Insoweit muss in einem eventuellen Prozess dargelegt werden, dass die Abwerbeaktivitäten mit dem Willen erfolgt sind, den Mitbewerber zu behindern oder zu schädigen. Dies geht aus einer aktuellen Entscheidung des OLG Oldenburg zum Handelsvertreterrecht hervor. Danach liegt schon kein außergewöhnlicher Umfang an Abwerbeaktivität vor, wenn bei genauerer Betrachtung der in einem Gerichtsverfahren vorgetragenen Einzelfälle kein erhebliches Ausmaß dargelegt wird. „Der Kläger ist in diesem Verfahren u.a. daran gescheitert, dass v.a. pauschale, nicht belegte Behauptungen vorgetragen wurden“, so Rechtsanwalt Dietmar Goerz von der GPC Rechtsanwaltsgesellschaft mbH. Der Rechtsanwalt meint: „Der Nachweis dieser ‚unlauteren Umstände‘ kann in einem Prozess durchaus sehr schwer zu erbringen sein!“

Gegen die Annahme einer gezielten Schwächung bzw.

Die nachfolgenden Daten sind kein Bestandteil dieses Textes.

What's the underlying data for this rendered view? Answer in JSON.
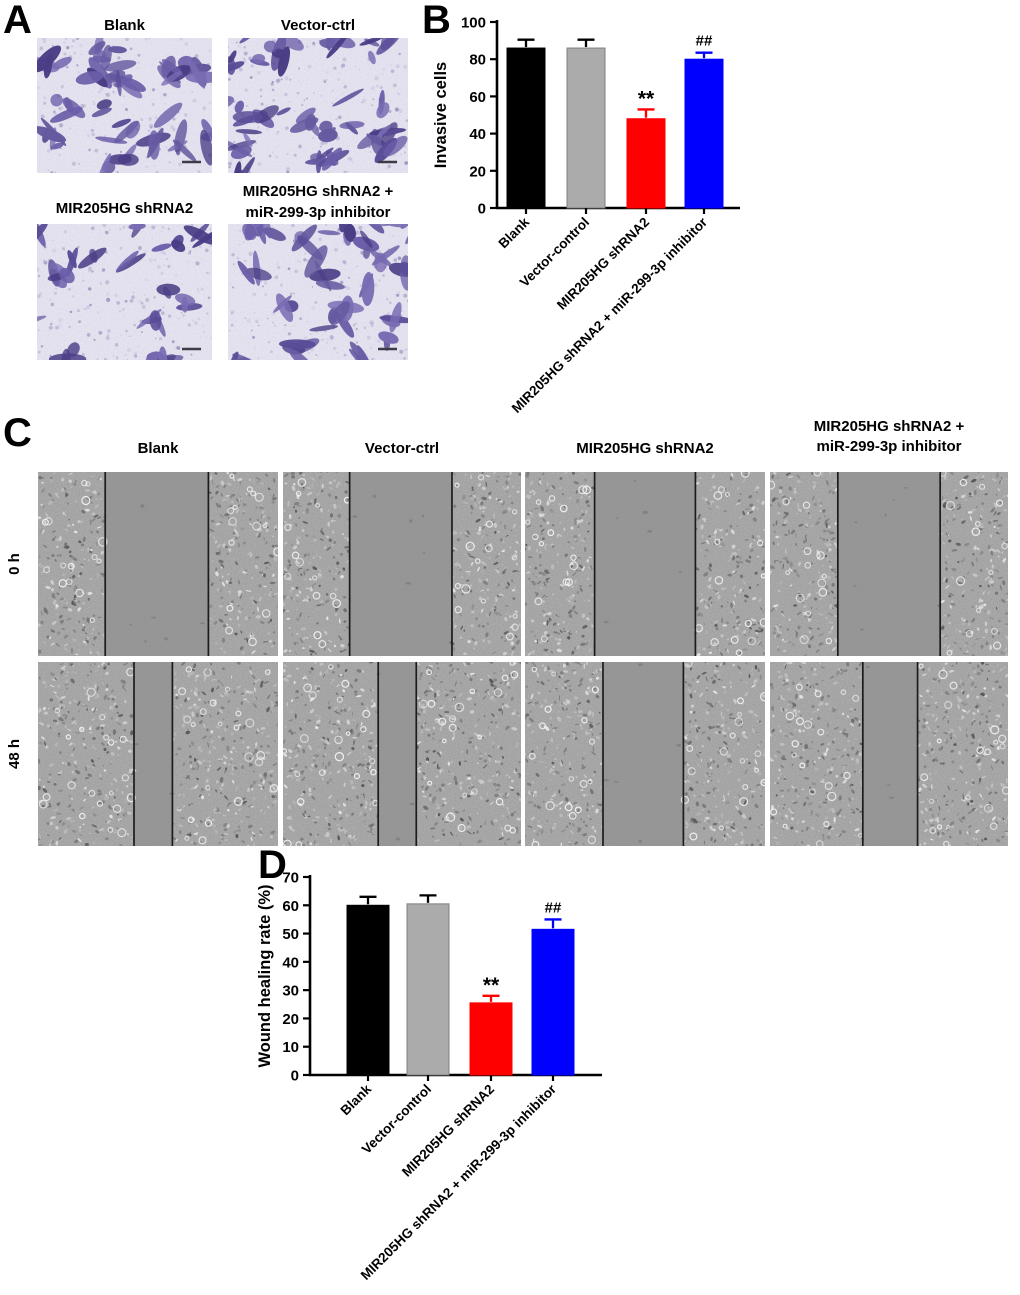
{
  "panels": {
    "A": {
      "label": "A",
      "image_titles": [
        [
          "Blank"
        ],
        [
          "Vector-ctrl"
        ],
        [
          "MIR205HG shRNA2"
        ],
        [
          "MIR205HG shRNA2 +",
          "miR-299-3p inhibitor"
        ]
      ]
    },
    "B": {
      "label": "B"
    },
    "C": {
      "label": "C",
      "column_titles": [
        [
          "Blank"
        ],
        [
          "Vector-ctrl"
        ],
        [
          "MIR205HG shRNA2"
        ],
        [
          "MIR205HG shRNA2 +",
          "miR-299-3p inhibitor"
        ]
      ],
      "row_titles": [
        "0 h",
        "48 h"
      ],
      "wound_gaps": [
        [
          [
            0.28,
            0.71
          ],
          [
            0.28,
            0.71
          ],
          [
            0.29,
            0.71
          ],
          [
            0.285,
            0.715
          ]
        ],
        [
          [
            0.4,
            0.56
          ],
          [
            0.4,
            0.56
          ],
          [
            0.325,
            0.66
          ],
          [
            0.39,
            0.62
          ]
        ]
      ]
    },
    "D": {
      "label": "D"
    }
  },
  "chart_data": [
    {
      "panel": "B",
      "type": "bar",
      "categories": [
        "Blank",
        "Vector-control",
        "MIR205HG shRNA2",
        "MIR205HG shRNA2 + miR-299-3p inhibitor"
      ],
      "values": [
        86,
        86,
        48,
        80
      ],
      "errors": [
        4.5,
        4.5,
        5,
        3.5
      ],
      "annotations": [
        "",
        "",
        "**",
        "##"
      ],
      "bar_colors": [
        "#000000",
        "#ababab",
        "#ff0000",
        "#0000ff"
      ],
      "error_colors": [
        "#000000",
        "#000000",
        "#ff0000",
        "#0000ff"
      ],
      "title": "",
      "xlabel": "",
      "ylabel": "Invasive cells",
      "ylim": [
        0,
        100
      ],
      "yticks": [
        0,
        20,
        40,
        60,
        80,
        100
      ],
      "grid": false,
      "legend": "none"
    },
    {
      "panel": "D",
      "type": "bar",
      "categories": [
        "Blank",
        "Vector-control",
        "MIR205HG shRNA2",
        "MIR205HG shRNA2 + miR-299-3p inhibitor"
      ],
      "values": [
        60,
        60.5,
        25.5,
        51.5
      ],
      "errors": [
        3,
        3,
        2.5,
        3.5
      ],
      "annotations": [
        "",
        "",
        "**",
        "##"
      ],
      "bar_colors": [
        "#000000",
        "#ababab",
        "#ff0000",
        "#0000ff"
      ],
      "error_colors": [
        "#000000",
        "#000000",
        "#ff0000",
        "#0000ff"
      ],
      "title": "",
      "xlabel": "",
      "ylabel": "Wound healing rate (%)",
      "ylim": [
        0,
        70
      ],
      "yticks": [
        0,
        10,
        20,
        30,
        40,
        50,
        60,
        70
      ],
      "grid": false,
      "legend": "none"
    }
  ]
}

Ausbeutung kann sprechen, wenn im Verhältnis zu den tatsächlichen Austritten eine verhältnismäßig geringe Anzahl von Handelsvertretern abgeworben wurde. Gleiches gilt, wenn die Mitarbeiter mit den Arbeitsbedingungen unzufrieden sind bzw. aus freien Stücken gewechselt sind. Ist zudem der Marktanteil trotz Abwerbungen gleich geblieben, so spricht dies auch dagegen, dass diese in Vernichtungs- bzw. Schädigungsabsicht vorgenommenen wurden. Beschränkt ein Konkurrent seine Abwerbeaktivitäten auf einen Mitbewerber und schont den Marktführer, so liegt auch hier keine gezielte Behinderung vor. Auch per Werbeschreiben eine Unterstützung bei der Vertragsauflösung eines Handelsvertretervertrages anzubieten, ist wettbewerbskonform, solange dabei nicht unlautere Mittel eingesetzt werden. Sogar erste telefonische Kontaktaufnahmen unter Hinweis auf die Möglichkeit eines Stellenwechsels und eine kurze Beschreibung der Stelle sind wettbewerbsrechtlich zulässig. Die Grenze der Zulässigkeit und die Grenze zur Wettbewerbswidrigkeit ist erst bei wiederholten – insbesondere gegen den erklärten Willen des Angerufenen – telefonischen Abwerbeversuchen überschritten.

„Alles in allem zeigt die Entscheidung, dass das gezielte Abwerben von Handelsvertreter zulässig ist und damit gerichtlich nicht angegriffen werden kann, wenn bestimmte Spielregeln eingehalten werden“, so der auf die Beratung von Finanzdienstleistern spezialisierte Rechtsanwalt aus Berlin. Goerz gibt aber zu bedenken, „dass einem schnellen Wechsel des Vertriebsunternehmens oft längere Kündigungsfristen aus dem Handelsvertreterverhältnis entgegen stehen“.